Introduction

Pruweba is a deterministic verification engine — it proves claims, enforces invariants, and produces immutable evidence records stored in a hash-linked chain.

Named from the Cebuano word for "proof," Pruweba operates on a simple, non-negotiable pipeline:

CLAIMVERIFYPROVEATTEST

Quick Start

# Submit your first claim
curl -X POST https://api.pruweba.com/verify \
  -H "Content-Type: application/json" \
  -d '{
    "id": "my-001",
    "subject": "system-health",
    "predicate": "status",
    "object": "operational",
    "origin": "developer-console",
    "timestamp": "2026-07-06T01:00:00Z"
  }'

# Check the evidence chain
curl https://api.pruweba.com/chain/verify
# {"valid": true}

Architecture

LayerPackageDescription
Engine@pruweba/engineCore verification logic — claims, invariants, proofs, attestations, evidence store
API@pruweba/apiREST server — Express endpoints for verification
Site@pruweba/siteLanding page and documentation

POST /verify

POST https://api.pruweba.com/verify

Submit a claim through the full verification pipeline. The claim is validated, checked against invariants, cryptographically proven, and attested to the evidence store.

Request Body

FieldTypeRequiredDescription
idstringYesUnique claim identifier
subjectstringYesWhat entity the claim is about
predicatestringYesThe asserted relationship or action
objectanyYesThe asserted value or target
originstringYesClaim source identifier
timestampstringYesISO 8601 timestamp
evidenceobjectNoSupporting data

Response 201

{
  "id": "att-000042",
  "claim": { ... },
  "verdict": {
    "status": "VERIFIED",
    "confidence": 0.6,
    "reason": "All invariants pass."
  },
  "proof": {
    "claimHash": "6edc310f...",
    "previousHash": "000000...",
    "proofHash": "a8f9eb3c...",
    "algorithm": "sha256"
  },
  "sequence": 42,
  "recordedAt": "2026-07-06T02:57:09.800Z"
}

Verdict States

StatusMeaning
VERIFIEDAll violation invariants pass. Confidence score provided.
REJECTEDA violation invariant failed. Reason and counterevidence included.
UNVERIFIABLEThe claim could not be evaluated (e.g., missing required context).

GET /attestations

GET https://api.pruweba.com/attestations

Returns all attestations in the evidence store as a JSON array.

[
  {
    "id": "att-000001",
    "claim": { ... },
    "verdict": { ... },
    "proof": { ... },
    "sequence": 1
  },
  ...
]

GET /attestations/:claimId

GET https://api.pruweba.com/attestations/:claimId

Returns a single attestation by its original claim id.

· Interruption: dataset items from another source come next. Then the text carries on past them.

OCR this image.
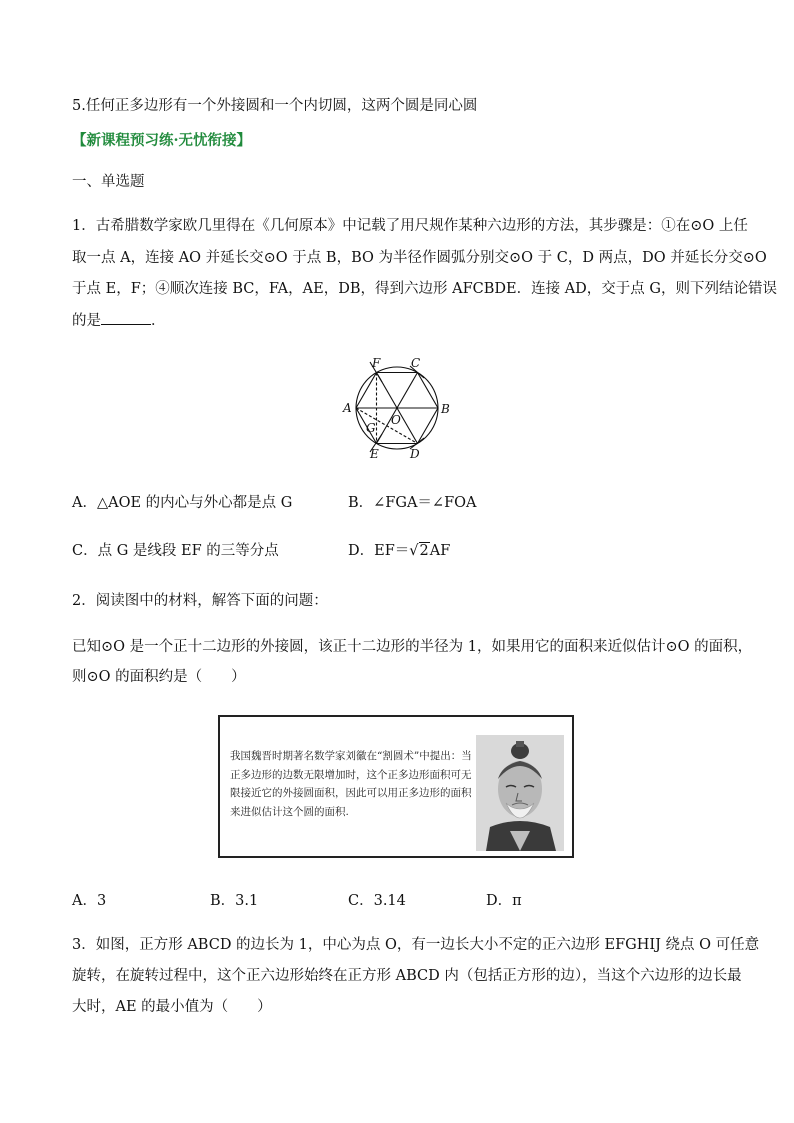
5.任何正多边形有一个外接圆和一个内切圆，这两个圆是同心圆
【新课程预习练·无忧衔接】
一、单选题
1．古希腊数学家欧几里得在《几何原本》中记载了用尺规作某种六边形的方法，其步骤是：①在⊙O 上任
取一点 A，连接 AO 并延长交⊙O 于点 B，BO 为半径作圆弧分别交⊙O 于 C，D 两点，DO 并延长分交⊙O
于点 E，F；④顺次连接 BC，FA，AE，DB，得到六边形 AFCBDE．连接 AD，交于点 G，则下列结论错误
的是	．
F	C
A	B
O
G
E	D
A．△AOE 的内心与外心都是点 G	B．∠FGA＝∠FOA
C．点 G 是线段 EF 的三等分点	D．EF＝√2AF
2．阅读图中的材料，解答下面的问题：
已知⊙O 是一个正十二边形的外接圆，该正十二边形的半径为 1，如果用它的面积来近似估计⊙O 的面积，
则⊙O 的面积约是（　　）
我国魏晋时期著名数学家刘徽在“割圆术”中提出：当正多边形的边数无限增加时，这个正多边形面积可无限接近它的外接圆面积，因此可以用正多边形的面积来进似估计这个圆的面积.
A．3	B．3.1	C．3.14	D．π
3．如图，正方形 ABCD 的边长为 1，中心为点 O，有一边长大小不定的正六边形 EFGHIJ 绕点 O 可任意
旋转，在旋转过程中，这个正六边形始终在正方形 ABCD 内（包括正方形的边），当这个六边形的边长最
大时，AE 的最小值为（　　）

404 if the claim ID has no attestation.

curl https://api.pruweba.com/attestations/claim-001

GET /chain

GET https://api.pruweba.com/chain

Returns the full evidence chain — every record with its cryptographic hash and link to the previous record. Each record includes recordHash and previousRecordHash for chain verification.

GET /chain/verify

GET https://api.pruweba.com/chain/verify

Verifies the integrity of the entire evidence chain by recomputing and comparing all cryptographic hashes.

# Chain intact
{ "valid": true }

# Chain broken at record 7
{
  "valid": false,
  "brokenAt": 7,
  "reason": "Record 7 hash mismatch"
}

GET /health

GET https://api.pruweba.com/health
{
  "status": "ok",
  "name": "Pruweba API",
  "version": "0.1.0",
  "attestations": 42,
  "chainValid": true
}

GET /invariants

GET https://api.pruweba.com/invariants

Lists all registered invariants that are checked against every claim.

Claims

A Claim is an assertion submitted to Pruweba by an agent, module, or external system. Claims follow a subject-predicate-object structure:

Every claim must have a unique id, a valid origin, and an ISO 8601 timestamp. Claims with future timestamps are automatically rejected.

Invariants

Invariants are rules that must always hold. Pruweba checks every claim against all registered invariants before producing a verdict.

Built-in invariants include timestamp validation (claims must not be in the future) and origin validation (claims must come from a known source).

Proof Chain

Every verified claim generates a cryptographic proof using SHA-256 that links to the previous proof. This forms an unbroken, verifiable chain of custody from the genesis block to the latest attestation.

Genesis hash: 0000000000000000000000000000000000000000000000000000000000000000

Proof formula: SHA-256(claimHash + previousHash + timestamp)

Evidence Store

The Evidence Store is an append-only, hash-linked log of all attestations. Each record contains:

Tampering with any record breaks the chain — detectable immediately via GET /chain/verify. The store enforces write-once semantics: records cannot be modified or deleted.